Yes, the privae key is known only to the server. This is like the HTTPS, the public key in the certificate encrypt the content then server use private key to decrypt the content. Inside the content there is temporary key for further communication. Unless you hack the Apple system you can't parse the contentKey inside the CKC.

That part I understand. What I don't understand is how the KSM authenticates the app, if at all.

The guide says that it has to check that the hash matches, but what should it be compared to?

while it's the common verification of the certificate and private key i think? even the KSM seems just ignore this part... anyway if they are not match you can't decrypt the SPC correctly.

Well, my fear is someone (a subscriber) finds the URLs (for the content and the license server, custom data passed, etc) from the network and then creates an SPC, sends it to my DRM server, gets a CKC and extracts the key from it.

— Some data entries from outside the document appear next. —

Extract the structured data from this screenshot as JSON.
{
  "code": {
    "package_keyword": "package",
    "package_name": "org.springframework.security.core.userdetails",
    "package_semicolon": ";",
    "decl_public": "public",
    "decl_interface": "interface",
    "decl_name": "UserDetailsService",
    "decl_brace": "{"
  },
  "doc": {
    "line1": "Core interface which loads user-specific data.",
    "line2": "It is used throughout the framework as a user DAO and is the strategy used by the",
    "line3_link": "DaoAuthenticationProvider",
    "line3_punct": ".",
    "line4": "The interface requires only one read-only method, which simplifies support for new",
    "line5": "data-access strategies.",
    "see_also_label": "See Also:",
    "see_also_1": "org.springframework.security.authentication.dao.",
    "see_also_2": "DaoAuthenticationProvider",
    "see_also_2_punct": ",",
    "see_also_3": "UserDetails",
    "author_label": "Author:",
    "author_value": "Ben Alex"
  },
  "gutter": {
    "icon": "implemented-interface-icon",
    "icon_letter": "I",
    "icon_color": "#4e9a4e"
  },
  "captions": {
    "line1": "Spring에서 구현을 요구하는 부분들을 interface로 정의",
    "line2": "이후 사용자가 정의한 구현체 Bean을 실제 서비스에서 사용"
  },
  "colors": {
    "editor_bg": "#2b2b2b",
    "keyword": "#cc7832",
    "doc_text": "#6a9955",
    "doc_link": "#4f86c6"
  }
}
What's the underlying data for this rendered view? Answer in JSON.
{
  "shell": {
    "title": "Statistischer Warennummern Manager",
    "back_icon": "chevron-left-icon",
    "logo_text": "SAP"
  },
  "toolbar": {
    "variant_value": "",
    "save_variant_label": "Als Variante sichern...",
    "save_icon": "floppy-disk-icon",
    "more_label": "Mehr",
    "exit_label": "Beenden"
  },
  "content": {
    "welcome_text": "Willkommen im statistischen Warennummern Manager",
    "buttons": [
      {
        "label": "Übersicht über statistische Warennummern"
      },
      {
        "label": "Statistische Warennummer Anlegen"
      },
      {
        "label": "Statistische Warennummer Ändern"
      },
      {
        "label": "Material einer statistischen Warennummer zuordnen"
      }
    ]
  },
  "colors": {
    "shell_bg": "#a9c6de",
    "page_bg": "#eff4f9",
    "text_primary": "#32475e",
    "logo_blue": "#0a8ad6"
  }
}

Like I originally wrote, anyone can create an SPC. Since the spec is open, you don't even need an iDevice, you can use a Python script for example.


So the server must have a way to authenticate (validate) the app before it sends a CKC.

Ok, I understand now, I suppose as the certificate is signed by Apple Root certificate you can't use Python to generate the SPC but only iOS/tvOS can(with the specific API). Anyway you can try:)

Hi,


If you look at the original WWDC video from when FairPlay Streaming was announced, it is quite explicit that further layers of authentication and authorisation of the app and/or user is the responsibility of the implementation.